Hi there! I am trying to get the ids in my pinecone index in a list so I can compare it against the ids in my database before upserting new rows to the index, this is to avoid duplication. If a given ID already exisits, we will not be upserting that row of data from the database.
This is what I tried, but was a bust:

def get_existing_ids_from_pinecone(pinecone_namespace: str) -> list:
    """
    Retrieve all indexed IDs from the specified Pinecone namespace.

    :param pinecone_namespace: The Pinecone namespace to retrieve indexed data from.
    :return: List of indexed ID values.
    """
    pinecone_project_name = os.environ['PINECONE_PROJECT_NAME']
    pinecone_index_name = os.environ['PINECONE_INDEX_NAME']
    
    
    index = pinecone_obj.Index(pinecone_index_name)

    # Use Pinecone's query functionality to get all vectors and their metadata
    ids_in_pinecone = []
    fetch_limit = 1000  # Adjust this limit based on your dataset size and performance
    last_retrieved = None  # Used to track pagination

    LOGGER.debug("Fetching existing indexed IDs from Pinecone.")

    while True:
        # Fetch vectors in batches using pagination to avoid overloading the system
        if last_retrieved:
            response = index.query(
                namespace=pinecone_namespace,
                vector=[0] * 3072,  # Use an arbitrary zero vector to query without filtering
                top_k=fetch_limit,
                include_metadata=True
            )
        else:
            response = index.query(
                namespace=pinecone_namespace,
                vector=[0] * 3072,  # Use an arbitrary zero vector to query without filtering
                top_k=fetch_limit,
                include_metadata=True
            )

        # Process the response and extract IDs
        matches = response.get("matches", [])
        if not matches:
            break  # Stop if no more data is available

        for match in matches:
            id_unique = match.get("id")
            if id_unique:
                ids_in_pinecone.append(id_unique)

        # Update last_retrieved for the next iteration (pagination)
        if len(matches) < fetch_limit:
            break  # Stop if fewer than fetch_limit records are returned, meaning we're done

        last_retrieved = matches[-1]["id"]

    LOGGER.debug(f"Number of IDs fetched from Pinecone: {len(ids_in_pinecone)}.")

    return ids_in_pinecone

This doesn’t work, and just gets hung or timed out if I increase the fetch_rate. This is a serverless pod btw and is of 3072 dimensions. I want to also mention that I was testing with 10K vectors but originally we are bound to have about 60K -70 K and the speed is a big issue in this scenario. Being able to fetch all the ids in a small time frame is important for our application.

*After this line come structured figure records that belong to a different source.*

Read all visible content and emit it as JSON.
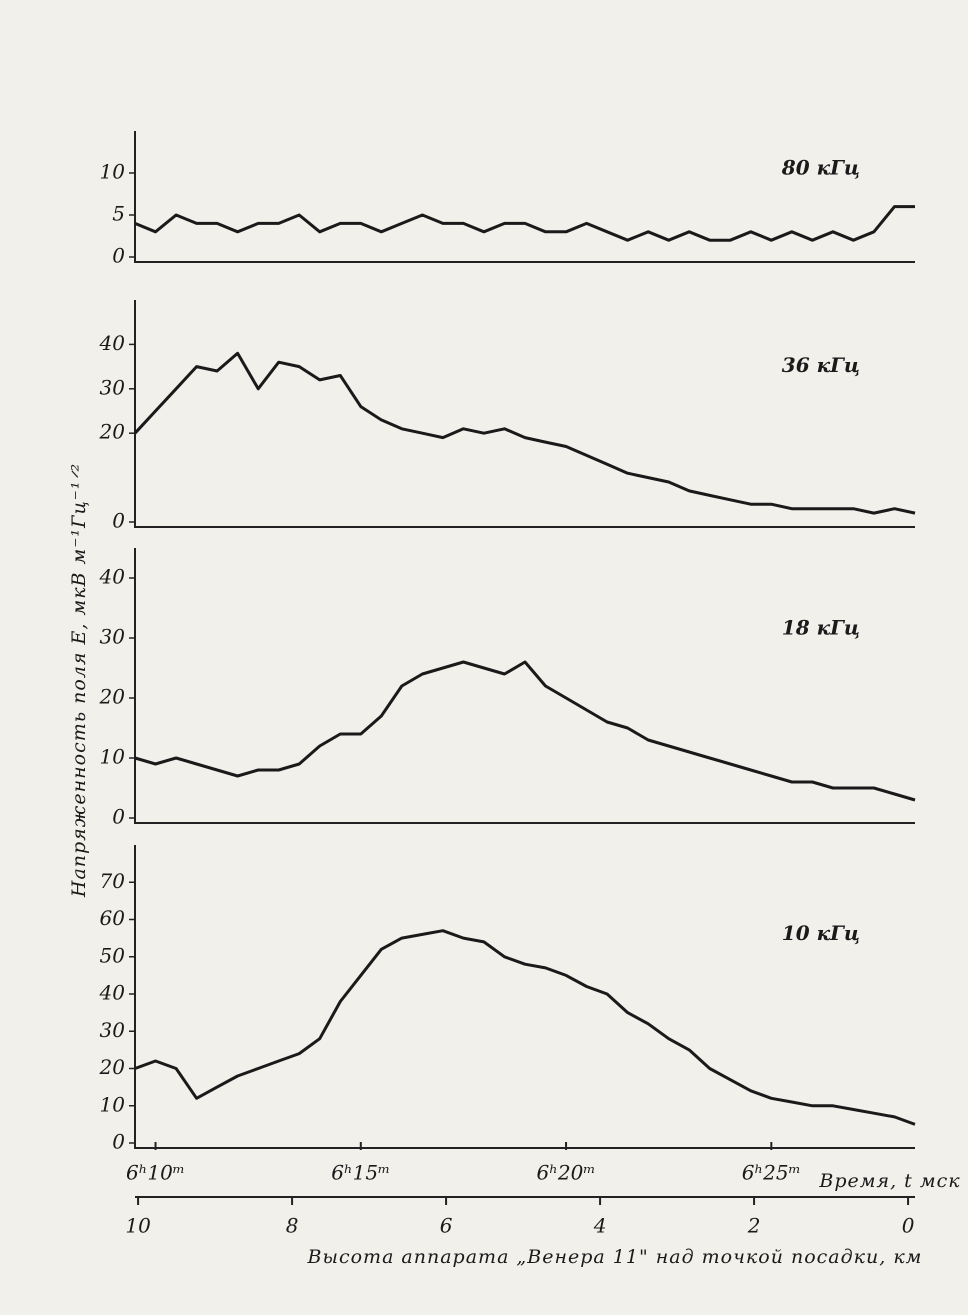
{
  "chart_data": {
    "type": "line",
    "ylabel": "Напряженность поля E, мкВ м⁻¹Гц⁻¹ᐟ²",
    "xlabel": "Время, t мск",
    "x2label": "Высота аппарата „Венера 11\" над точкой посадки, км",
    "color": "#1a1a1a",
    "xlim": [
      9.5,
      28.5
    ],
    "xticks": [
      {
        "value": 10,
        "label": "6ʰ10ᵐ"
      },
      {
        "value": 15,
        "label": "6ʰ15ᵐ"
      },
      {
        "value": 20,
        "label": "6ʰ20ᵐ"
      },
      {
        "value": 25,
        "label": "6ʰ25ᵐ"
      }
    ],
    "x2lim": [
      10.04,
      -0.09
    ],
    "x2ticks": [
      10,
      8,
      6,
      4,
      2,
      0
    ],
    "x": [
      9.5,
      10,
      10.5,
      11,
      11.5,
      12,
      12.5,
      13,
      13.5,
      14,
      14.5,
      15,
      15.5,
      16,
      16.5,
      17,
      17.5,
      18,
      18.5,
      19,
      19.5,
      20,
      20.5,
      21,
      21.5,
      22,
      22.5,
      23,
      23.5,
      24,
      24.5,
      25,
      25.5,
      26,
      26.5,
      27,
      27.5,
      28,
      28.5
    ],
    "panels": [
      {
        "label": "80 кГц",
        "ylim": [
          0,
          15
        ],
        "yticks": [
          0,
          5,
          10
        ],
        "values": [
          4,
          3,
          5,
          4,
          4,
          3,
          4,
          4,
          5,
          3,
          4,
          4,
          3,
          4,
          5,
          4,
          4,
          3,
          4,
          4,
          3,
          3,
          4,
          3,
          2,
          3,
          2,
          3,
          2,
          2,
          3,
          2,
          3,
          2,
          3,
          2,
          3,
          6,
          6
        ]
      },
      {
        "label": "36 кГц",
        "ylim": [
          0,
          50
        ],
        "yticks": [
          0,
          20,
          30,
          40
        ],
        "values": [
          20,
          25,
          30,
          35,
          34,
          38,
          30,
          36,
          35,
          32,
          33,
          26,
          23,
          21,
          20,
          19,
          21,
          20,
          21,
          19,
          18,
          17,
          15,
          13,
          11,
          10,
          9,
          7,
          6,
          5,
          4,
          4,
          3,
          3,
          3,
          3,
          2,
          3,
          2
        ]
      },
      {
        "label": "18 кГц",
        "ylim": [
          0,
          45
        ],
        "yticks": [
          0,
          10,
          20,
          30,
          40
        ],
        "values": [
          10,
          9,
          10,
          9,
          8,
          7,
          8,
          8,
          9,
          12,
          14,
          14,
          17,
          22,
          24,
          25,
          26,
          25,
          24,
          26,
          22,
          20,
          18,
          16,
          15,
          13,
          12,
          11,
          10,
          9,
          8,
          7,
          6,
          6,
          5,
          5,
          5,
          4,
          3
        ]
      },
      {
        "label": "10 кГц",
        "ylim": [
          0,
          80
        ],
        "yticks": [
          0,
          10,
          20,
          30,
          40,
          50,
          60,
          70
        ],
        "values": [
          20,
          22,
          20,
          12,
          15,
          18,
          20,
          22,
          24,
          28,
          38,
          45,
          52,
          55,
          56,
          57,
          55,
          54,
          50,
          48,
          47,
          45,
          42,
          40,
          35,
          32,
          28,
          25,
          20,
          17,
          14,
          12,
          11,
          10,
          10,
          9,
          8,
          7,
          5
        ]
      }
    ]
  }
}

The highlighted yellow in the image below is how the IDs are in our vector database after embedding and indexing, they are stored as string ‘id’.

I did see a lot of posts on retrieving a list of IDs in an index but its unclear on how to use it for my use case.
We only embed and index the rows which are not already embedded! Any help is appreciated Let me know if you need more clarification or context!

gopalika.sharma · October 1, 2024, 8:47pm

I figured it out! thank you this can be marked done!